The fungicide Quadris provides good control, Mutters says. Some rice growers in areas where blast tends to reoccur plant the more blast resistant M208 variety.

Mutters saw signs of late-season potassium deficiency. “Some rice farmers never or seldom add potassium to the soil due to its high, naturally-occurring potassium content,” Mutters noted. “I think what we’re seeing over time is the farms adding little to no potassium over the years are starting to show the need late in the season.”

Farmers who bale (rice) straw for secondary markets need to be watchful of potassium deficiency since the straw removed from fields contains the nutrient, Mutters said.

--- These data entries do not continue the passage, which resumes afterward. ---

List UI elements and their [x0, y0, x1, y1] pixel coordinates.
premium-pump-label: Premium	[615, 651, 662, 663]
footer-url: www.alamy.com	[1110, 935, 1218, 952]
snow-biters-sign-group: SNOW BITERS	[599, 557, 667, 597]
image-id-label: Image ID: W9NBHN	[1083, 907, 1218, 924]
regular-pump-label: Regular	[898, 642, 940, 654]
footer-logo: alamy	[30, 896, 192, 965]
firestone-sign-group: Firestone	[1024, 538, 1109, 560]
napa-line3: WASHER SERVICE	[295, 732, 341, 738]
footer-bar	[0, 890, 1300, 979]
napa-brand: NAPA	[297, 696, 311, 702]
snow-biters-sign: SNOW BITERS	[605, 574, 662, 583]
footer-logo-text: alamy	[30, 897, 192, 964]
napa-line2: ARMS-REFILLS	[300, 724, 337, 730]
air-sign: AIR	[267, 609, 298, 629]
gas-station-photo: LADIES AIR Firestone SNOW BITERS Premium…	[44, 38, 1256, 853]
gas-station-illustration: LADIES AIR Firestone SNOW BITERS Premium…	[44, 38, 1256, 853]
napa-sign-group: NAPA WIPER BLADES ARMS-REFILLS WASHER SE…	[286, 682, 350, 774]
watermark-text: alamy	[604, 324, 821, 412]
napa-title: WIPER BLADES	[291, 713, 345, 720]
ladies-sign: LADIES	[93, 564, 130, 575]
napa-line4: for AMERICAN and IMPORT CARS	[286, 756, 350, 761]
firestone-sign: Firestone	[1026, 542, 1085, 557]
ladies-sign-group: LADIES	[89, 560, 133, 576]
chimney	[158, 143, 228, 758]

Mutters saw an increase in the weed mannagrass in fields. The red rice weed, first found in Glenn and Colusa counties several years ago, does not appear to be spreading; in part due to UCCE and grower efforts to develop eradication management strategies.

“Red rice is particularly problematic because it’s technically rice,” Mutters said. “Any applied herbicide also kills the rice. This is a major problem in the Southeast, but not in California.”

Mutters says early 2009 rice prices hovered around $15 over loan. Last year’s prices were about $18 to $19 over loan.

“$15 over loan is a very strong price for California rice,” Mutters said. “Everyone is hoping the price holds. The wild card for rice is Southeastern U.S. rice growers who are now planting more medium grain than in the past. It is yet to be seen how this could change the market dynamics for medium grain rice prices.”

The USDA’s National Agricultural Statistics Services (NASS) in November predicted 2009 California rice production at 46.7 million, 8 percent above last year. The yield forecast is 8,500 pounds per acre. NASS estimated harvested acreage at 549,000 acres.

All California rice is the japonica type, moist sticky rice that grows well in temperate and mountainous regions, according to the CAC’s Jim Morris. About 95 percent of California rice is medium grain, while the balance is mostly short grain. Less than 1 percent is long grain, which is more dominant in the Southern U.S.

California rice is typically planted from April 15 to May 30, and harvest generally runs from mid-September to late October.